Sasaki se retourne vers Kana, ses yeux – bien que dans le noir – débordent de curiosité et de peur. Il s'accroupit devant elle et essaie de paraître gentil.

— Kana. . . Est-ce que t'es magique ?

Kana ne comprend pas, faisant perdre Sasaki encore une fois. Il s'assoit et laisse Kana jouer avec ses orteils, vaincu. Elle est toujours aussi émerveillée et n'est absolument pas lassée de cette partie du corps humain.

De mon côté, le Yukata que je porte beigne dans l'eau stagnante, mes fesses avec. Je coupe un nouveau bout de scotch à l'aide de mes dents et vient le coller entre les trous pour maintenir la bâche, de quoi y ajouter un peu d'eau.

La dernière fois, Kana s'était sentie étrange lors de notre escapade.
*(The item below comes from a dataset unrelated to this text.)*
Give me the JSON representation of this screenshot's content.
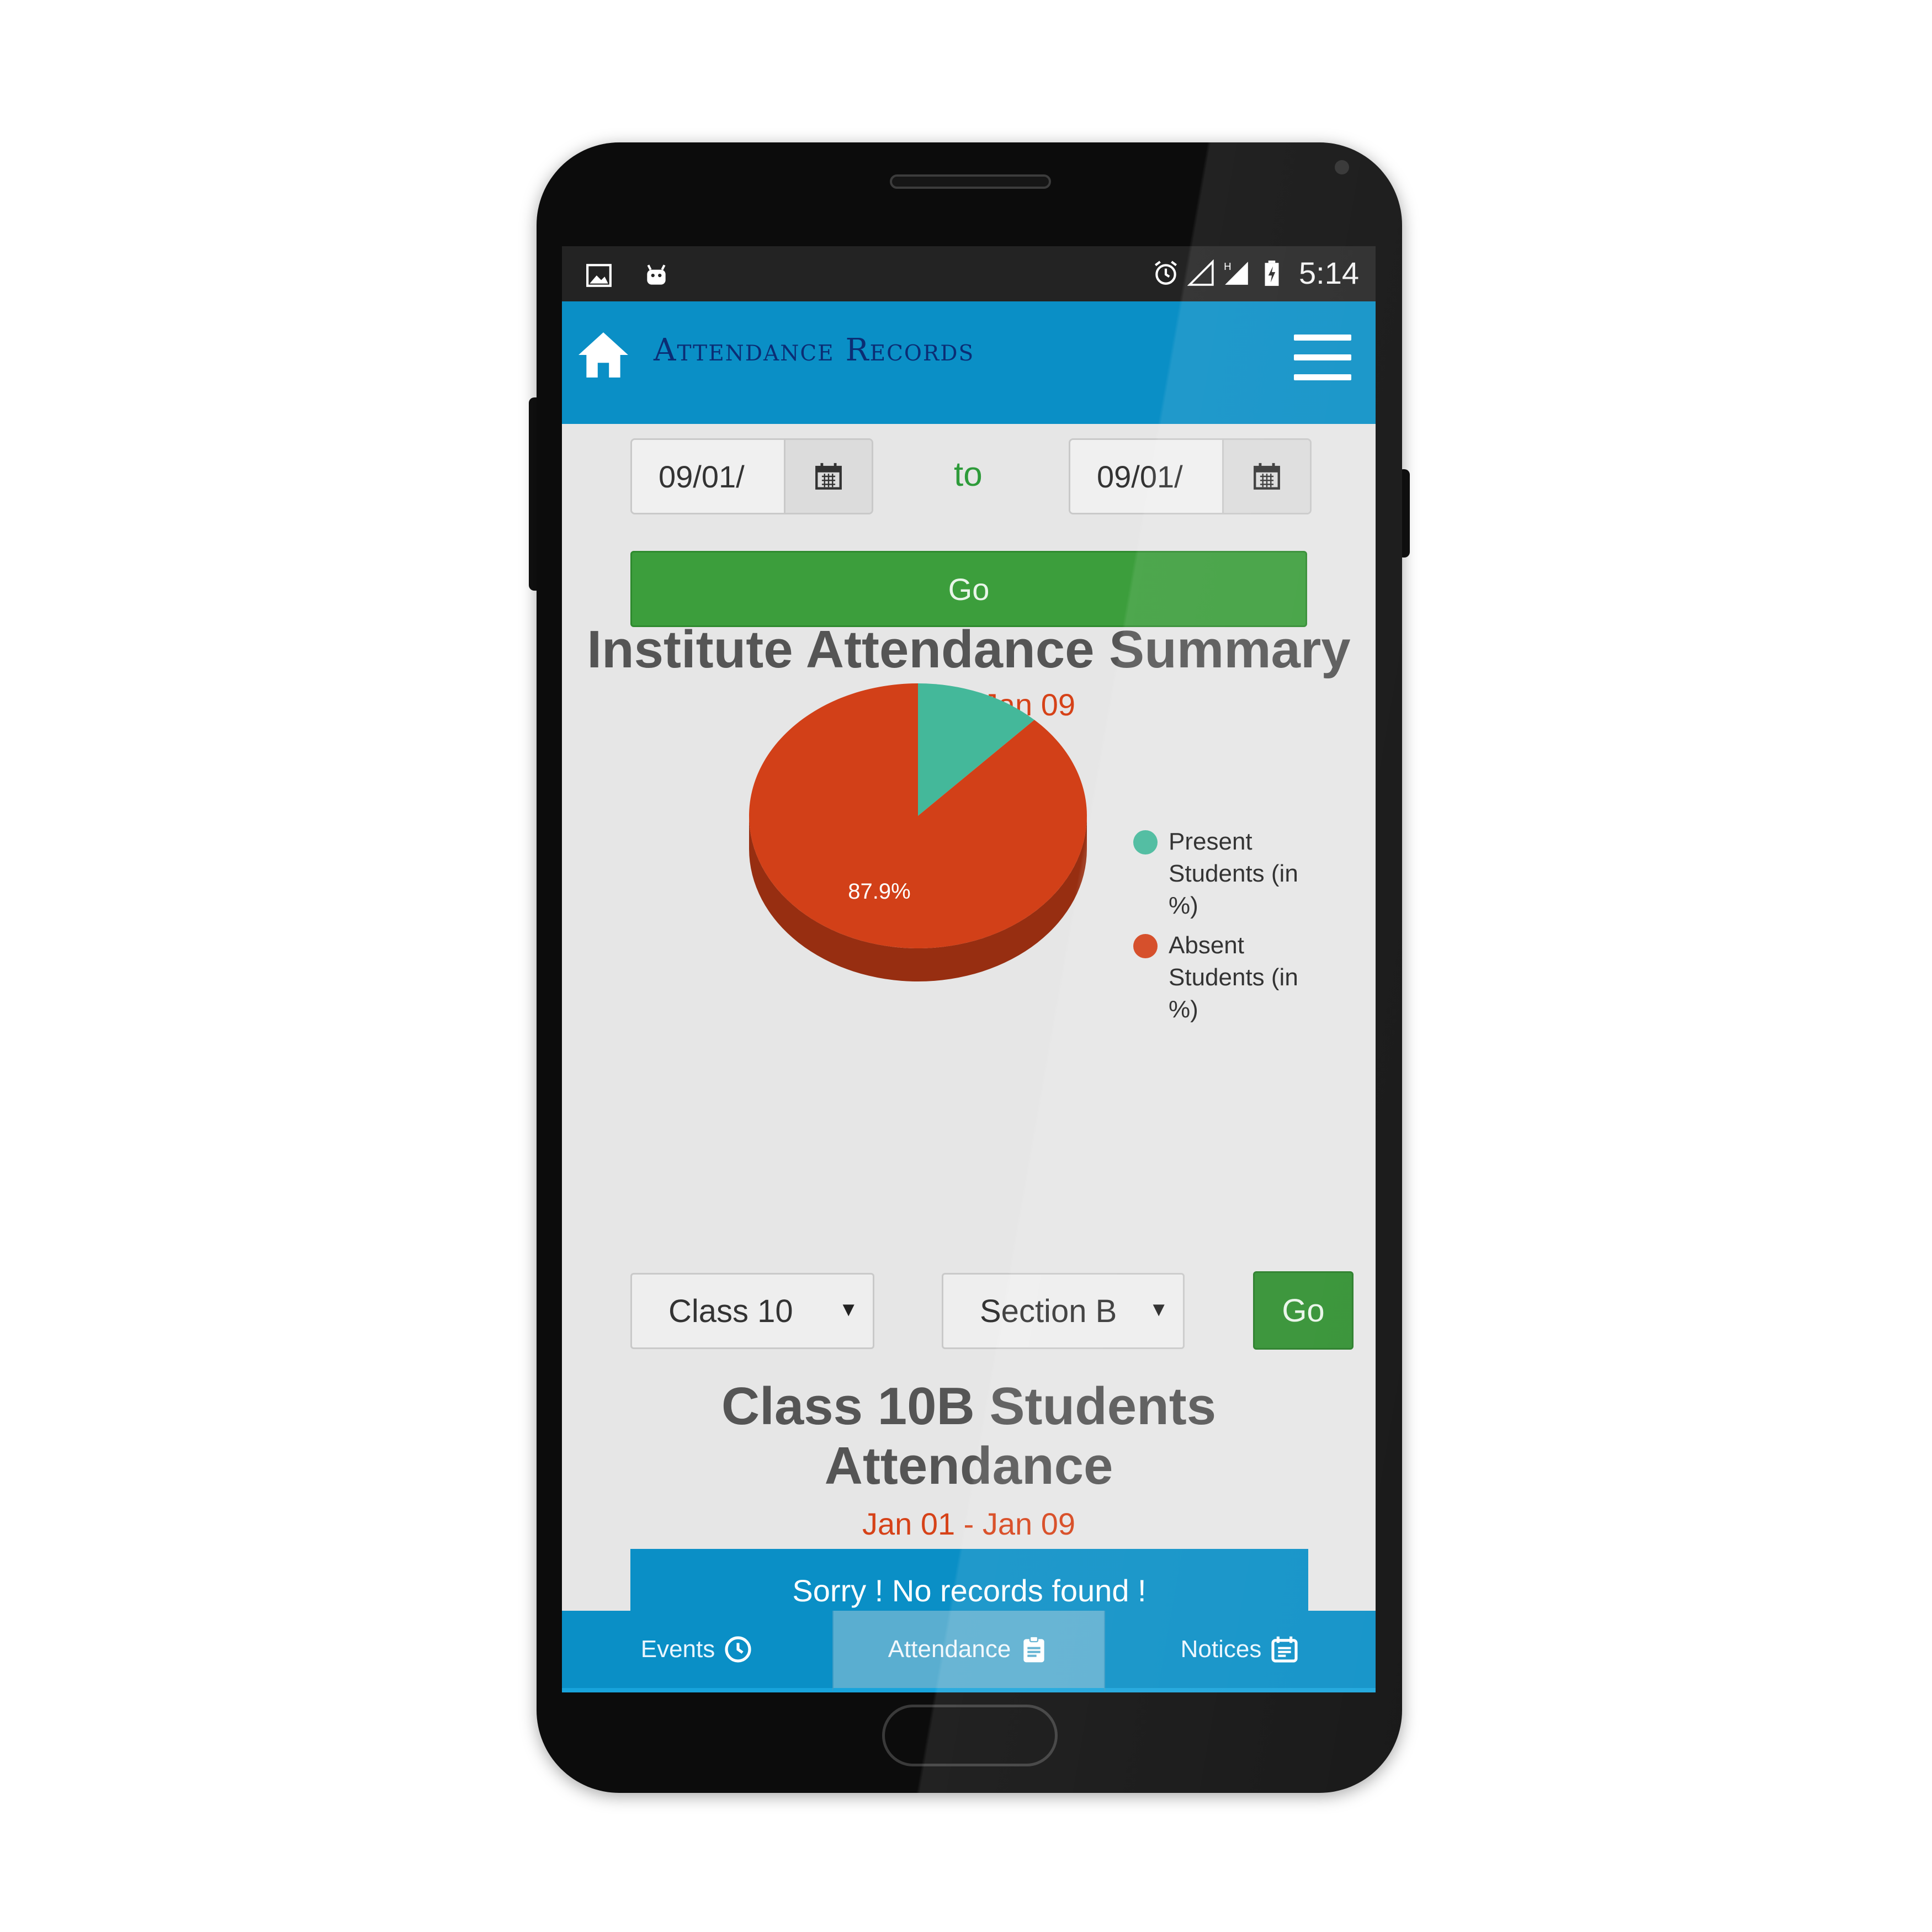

Elle m'avait raconté que ses écailles devenaient rêche et coupantes, (un peu comme du papier de verre) et qu'elle avait aussi un peu de mal à regarder le soleil sans sentir son corps brûler. J'en ai déduis qu'elle manquait certainement d'eau tout du long et qu'il aurait fallu trouver un stratagème pour l'hydrater durant quelques heures.

— Bravo inspectrice. S'était agacé Sasaki, les bras seulement occupés à trembler.

Ce n'était absolument pas le moment d'avoir peur, encore moins d'un personne aussi innocente que Kana. Quand je lui ai dis ça, il s'est encore énervé :

— Je te signale que Mei et sa copine bizarroïde n'est pas joignable. Peut être qu'elle les a noyé et qu'elle les garde pour le goûter ? Avait-il dit.

Kana craint bien moins Sasaki que lui la craint. Même encore maintenant, après lui avoir expliqué qu'elle ne mangeait ni ne noyait d'être humains, il reste septique. Je pense que ça un rapport avec moi, enfin, je ne pense pas qu'il soit obsédé par mes relations mais ça doit quand même l'inquiéter. Au moins un peu. C'est pas tout les jours que l'on tombe amoureux d'une fille-poisson, encore moins quand l'on a seize ans.

De ce côté là, je ne peux pas vraiment lui donner tord. J'évite juste de trop en parler et essaie de me concentrer au maximum sur ma tâche. J'espère que Sasaki comprendra bientôt pourquoi je fais ça, même si c'est complètement insensé. Dans un crachotement éreinté et désagréable, j'arrache un dernier morceau de scotch et le colle sur les bords du cadis, enfin terminé.